Finished evaluating: One-Hot Encoding
Finished evaluating: Bag of Words
Finished evaluating: TF-IDF
Finished evaluating: Word2Vec (Averaged)

--- Final Performance Comparison ---


Unnamed: 0,Representation,Accuracy,Precision,Recall,F1-Score
2,TF-IDF,0.8935,0.893862,0.8935,0.893461
1,Bag of Words,0.8743,0.874299,0.8743,0.874299
3,Word2Vec (Averaged),0.8729,0.872917,0.8729,0.872894
0,One-Hot Encoding,0.8702,0.870227,0.8702,0.870192


### Observations and Conclusions

- The final performance comparison reveals that TF-IDF is the superior text representation for this task, achieving the highest accuracy of 89.35%. This success stems from its ability to mathematically down-weight generic "noise" words like "movie" and "film" while emphasizing unique, sentiment-rich adjectives. Bag of Words (87.43%) performed slightly better than One-Hot Encoding (87.02%), proving that word frequency (how many times a user says "excellent") provides a marginal boost in confidence over simple word existence.

- Interestingly, Word2Vec (87.29%), while semantically advanced-did not outperform TF-IDF, likely because the "Mean Pooling" approach of averaging word vectors can "blur" specific emotional triggers in longer movie reviews compared to the precise keyword weighting of statistical methods.

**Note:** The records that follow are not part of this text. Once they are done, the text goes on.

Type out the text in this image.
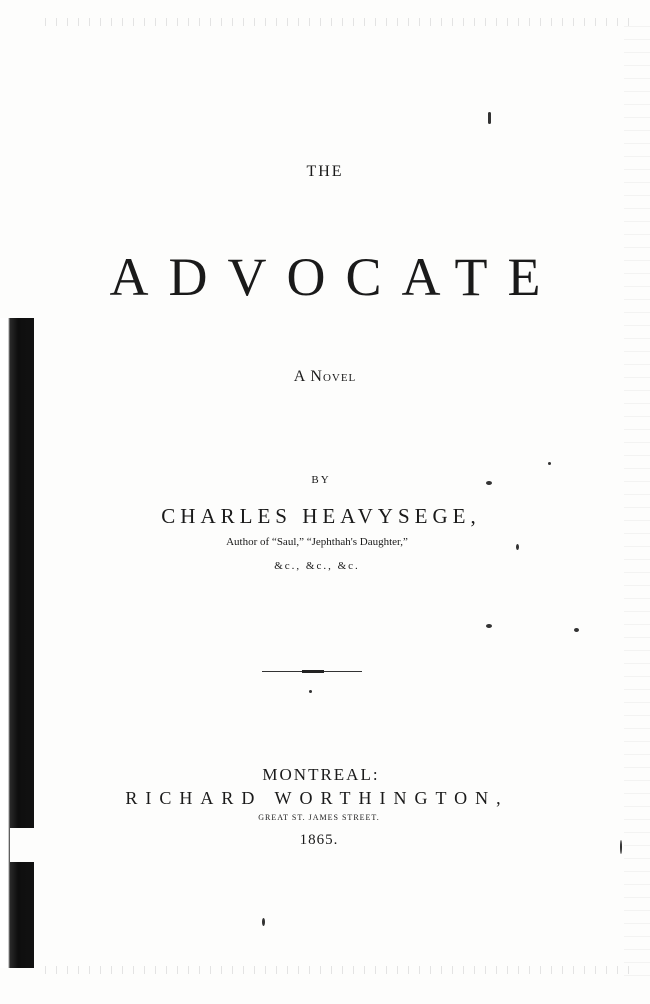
THE
ADVOCATE
A Novel
BY
CHARLES HEAVYSEGE,
Author of “Saul,” “Jephthah's Daughter,”
&c., &c., &c.
MONTREAL:
RICHARD WORTHINGTON,
GREAT ST. JAMES STREET.
1865.
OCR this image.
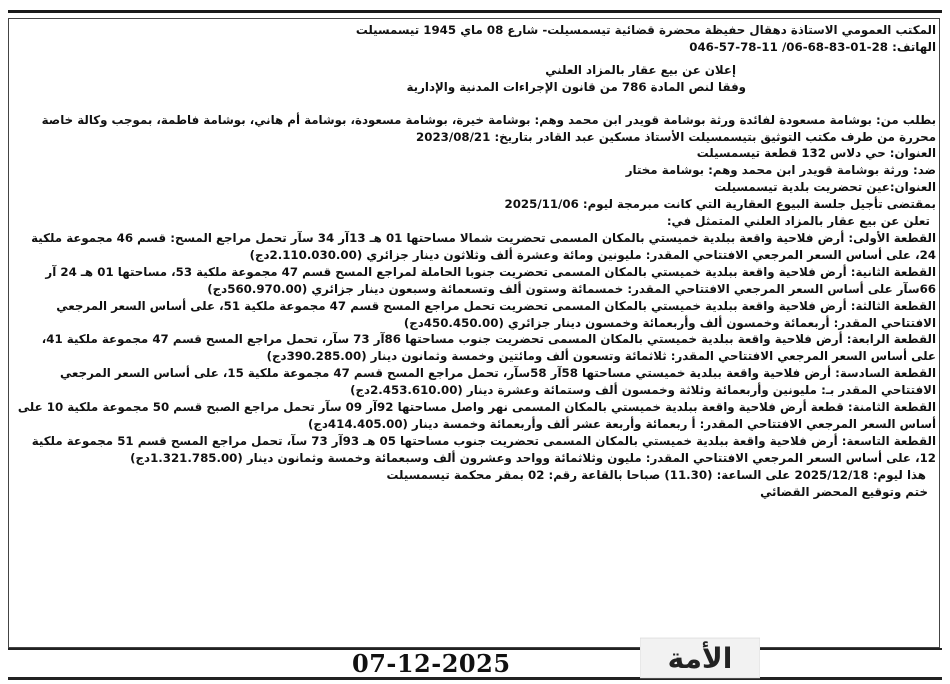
المكتب العمومي الاستاذة دهقال حفيظة محضرة قضائية تيسمسيلت- شارع 08 ماي 1945 تيسمسيلت

الهاتف: 28-01-83-68-06/ 11-78-57-046

إعلان عن بيع عقار بالمزاد العلني

وفقا لنص المادة 786 من قانون الإجراءات المدنية والإدارية

بطلب من: بوشامة مسعودة لفائدة ورثة بوشامة قويدر ابن محمد وهم: بوشامة خيرة، بوشامة مسعودة، بوشامة أم هاني، بوشامة فاطمة، بموجب وكالة خاصة محررة من طرف مكتب التوثيق بتيسمسيلت الأستاذ مسكين عبد القادر بتاريخ: 2023/08/21

العنوان: حي دلاس 132 قطعة تيسمسيلت

ضد: ورثة بوشامة قويدر ابن محمد وهم: بوشامة مختار

العنوان:عين تحضريت بلدية تيسمسيلت

بمقتضى تأجيل جلسة البيوع العقارية التي كانت مبرمجة ليوم: 2025/11/06

تعلن عن بيع عقار بالمزاد العلني المتمثل في:

القطعة الأولى: أرض فلاحية واقعة ببلدية خميستي بالمكان المسمى تحضريت شمالا مساحتها 01 هـ 13آر 34 سآر تحمل مراجع المسح: قسم 46 مجموعة ملكية 24، على أساس السعر المرجعي الافتتاحي المقدر: مليونين ومائة وعشرة ألف وثلاثون دينار جزائري (2.110.030.00دج)

القطعة الثانية: أرض فلاحية واقعة ببلدية خميستي بالمكان المسمى تحضريت جنوبا الحاملة لمراجع المسح قسم 47 مجموعة ملكية 53، مساحتها 01 هـ 24 آر 66سآر على أساس السعر المرجعي الافتتاحي المقدر: خمسمائة وستون ألف وتسعمائة وسبعون دينار جزائري (560.970.00دج)

القطعة الثالثة: أرض فلاحية واقعة ببلدية خميستي بالمكان المسمى تحضريت تحمل مراجع المسح قسم 47 مجموعة ملكية 51، على أساس السعر المرجعي الافتتاحي المقدر: أربعمائة وخمسون ألف وأربعمائة وخمسون دينار جزائري (450.450.00دج)

القطعة الرابعة: أرض فلاحية واقعة ببلدية خميستي بالمكان المسمى تحضريت جنوب مساحتها 86آر 73 سآر، تحمل مراجع المسح قسم 47 مجموعة ملكية 41، على أساس السعر المرجعي الافتتاحي المقدر: ثلاثمائة وتسعون ألف ومائتين وخمسة وثمانون دينار (390.285.00دج)

القطعة السادسة: أرض فلاحية واقعة ببلدية خميستي مساحتها 58آر 58سآر، تحمل مراجع المسح قسم 47 مجموعة ملكية 15، على أساس السعر المرجعي الافتتاحي المقدر بـ: مليونين وأربعمائة وثلاثة وخمسون ألف وستمائة وعشرة دينار (2.453.610.00دج)

القطعة الثامنة: قطعة أرض فلاحية واقعة ببلدية خميستي بالمكان المسمى نهر واصل مساحتها 92آر 09 سآر تحمل مراجع الصبح قسم 50 مجموعة ملكية 10 على أساس السعر المرجعي الافتتاحي المقدر: أ ربعمائة وأربعة عشر ألف وأربعمائة وخمسة دينار (414.405.00دج)

القطعة التاسعة: أرض فلاحية واقعة ببلدية خميستي بالمكان المسمى تحضريت جنوب مساحتها 05 هـ 93آر 73 سآ، تحمل مراجع المسح قسم 51 مجموعة ملكية 12، على أساس السعر المرجعي الافتتاحي المقدر: مليون وثلاثمائة وواحد وعشرون ألف وسبعمائة وخمسة وثمانون دينار (1.321.785.00دج)

هذا ليوم: 2025/12/18 على الساعة: (11.30) صباحا بالقاعة رقم: 02 بمقر محكمة تيسمسيلت

ختم وتوقيع المحضر القضائي

07-12-2025	الأمة
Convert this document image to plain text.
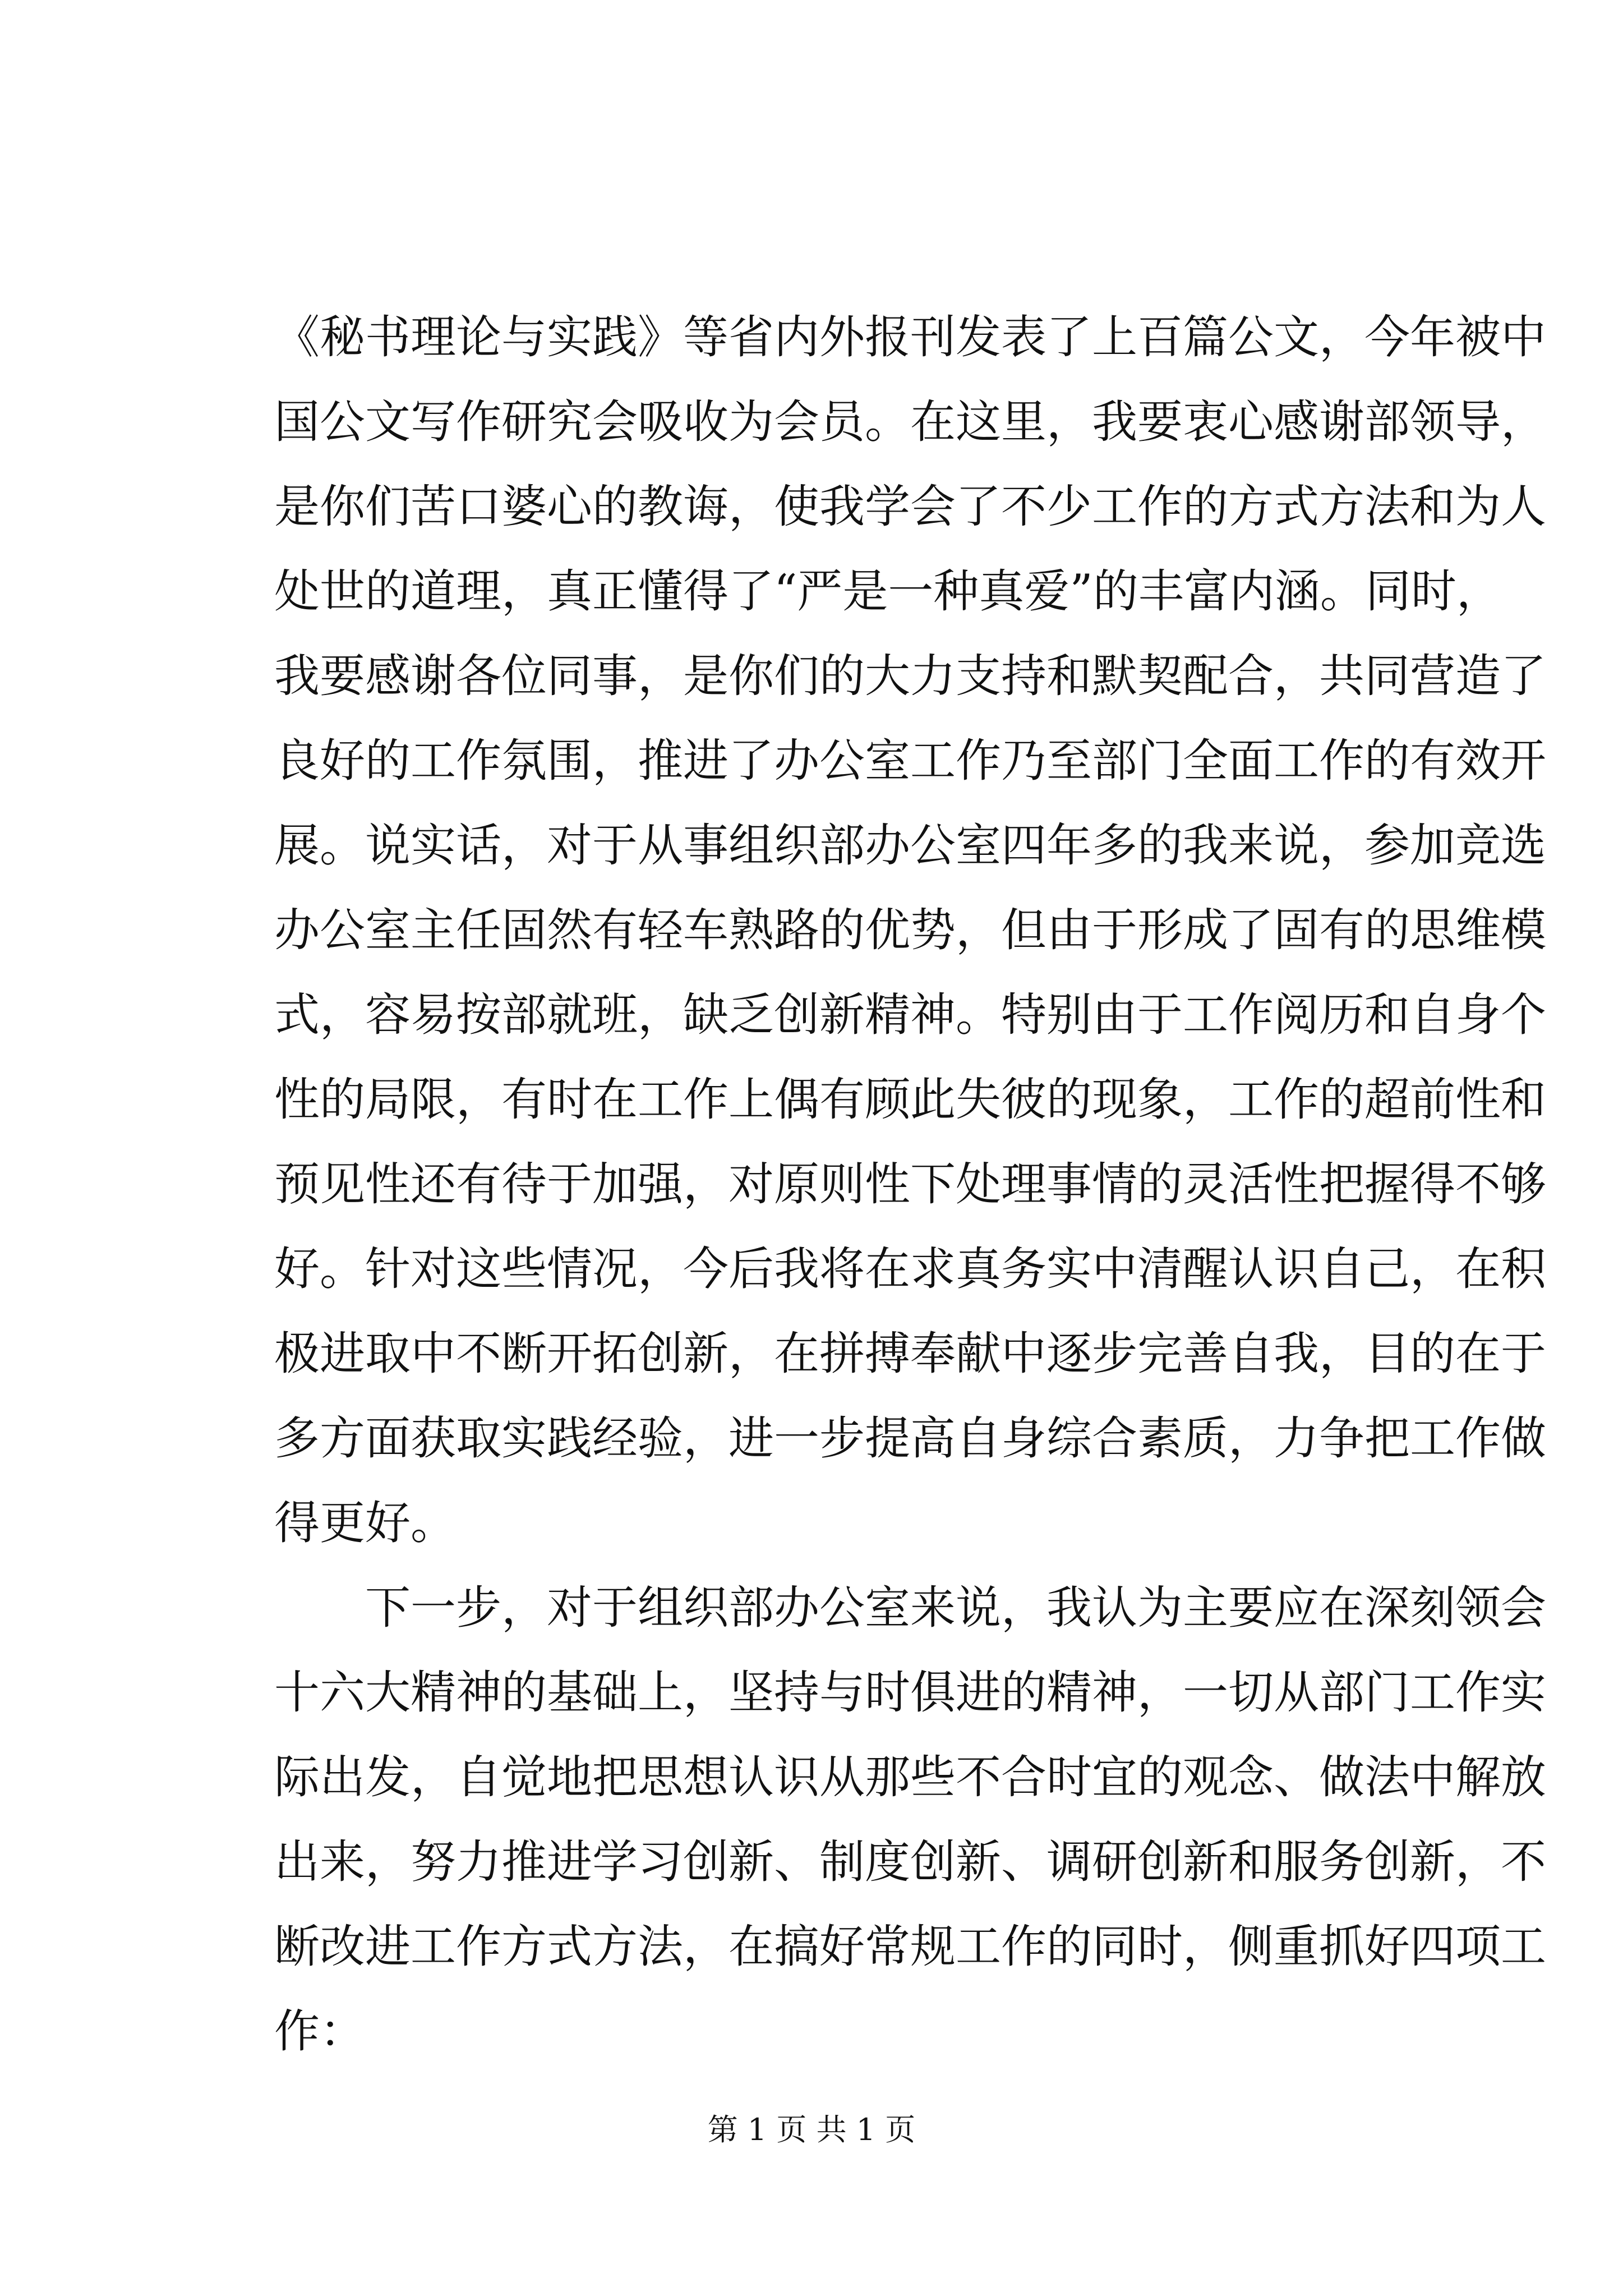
《秘书理论与实践》等省内外报刊发表了上百篇公文，今年被中
国公文写作研究会吸收为会员。在这里，我要衷心感谢部领导，
是你们苦口婆心的教诲，使我学会了不少工作的方式方法和为人
处世的道理，真正懂得了“严是一种真爱”的丰富内涵。同时，
我要感谢各位同事，是你们的大力支持和默契配合，共同营造了
良好的工作氛围，推进了办公室工作乃至部门全面工作的有效开
展。说实话，对于从事组织部办公室四年多的我来说，参加竞选
办公室主任固然有轻车熟路的优势，但由于形成了固有的思维模
式，容易按部就班，缺乏创新精神。特别由于工作阅历和自身个
性的局限，有时在工作上偶有顾此失彼的现象，工作的超前性和
预见性还有待于加强，对原则性下处理事情的灵活性把握得不够
好。针对这些情况，今后我将在求真务实中清醒认识自己，在积
极进取中不断开拓创新，在拼搏奉献中逐步完善自我，目的在于
多方面获取实践经验，进一步提高自身综合素质，力争把工作做
得更好。
下一步，对于组织部办公室来说，我认为主要应在深刻领会
十六大精神的基础上，坚持与时俱进的精神，一切从部门工作实
际出发，自觉地把思想认识从那些不合时宜的观念、做法中解放
出来，努力推进学习创新、制度创新、调研创新和服务创新，不
断改进工作方式方法，在搞好常规工作的同时，侧重抓好四项工
作：
第 1 页 共 1 页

- In conclusion, this assignment demonstrates that traditional machine learning models like Logistic Regression remain highly effective and interpretable for sentiment analysis when paired with robust feature engineering. While One-Hot and Bag of Words offer simple baselines, the statistical refinement of TF-IDF provides the most reliable signal for identifying positive and negative reviews in the IMDB dataset. This workflow proves that understanding the mathematical relationship between terms and documents is just as critical as the choice of the classifier itself.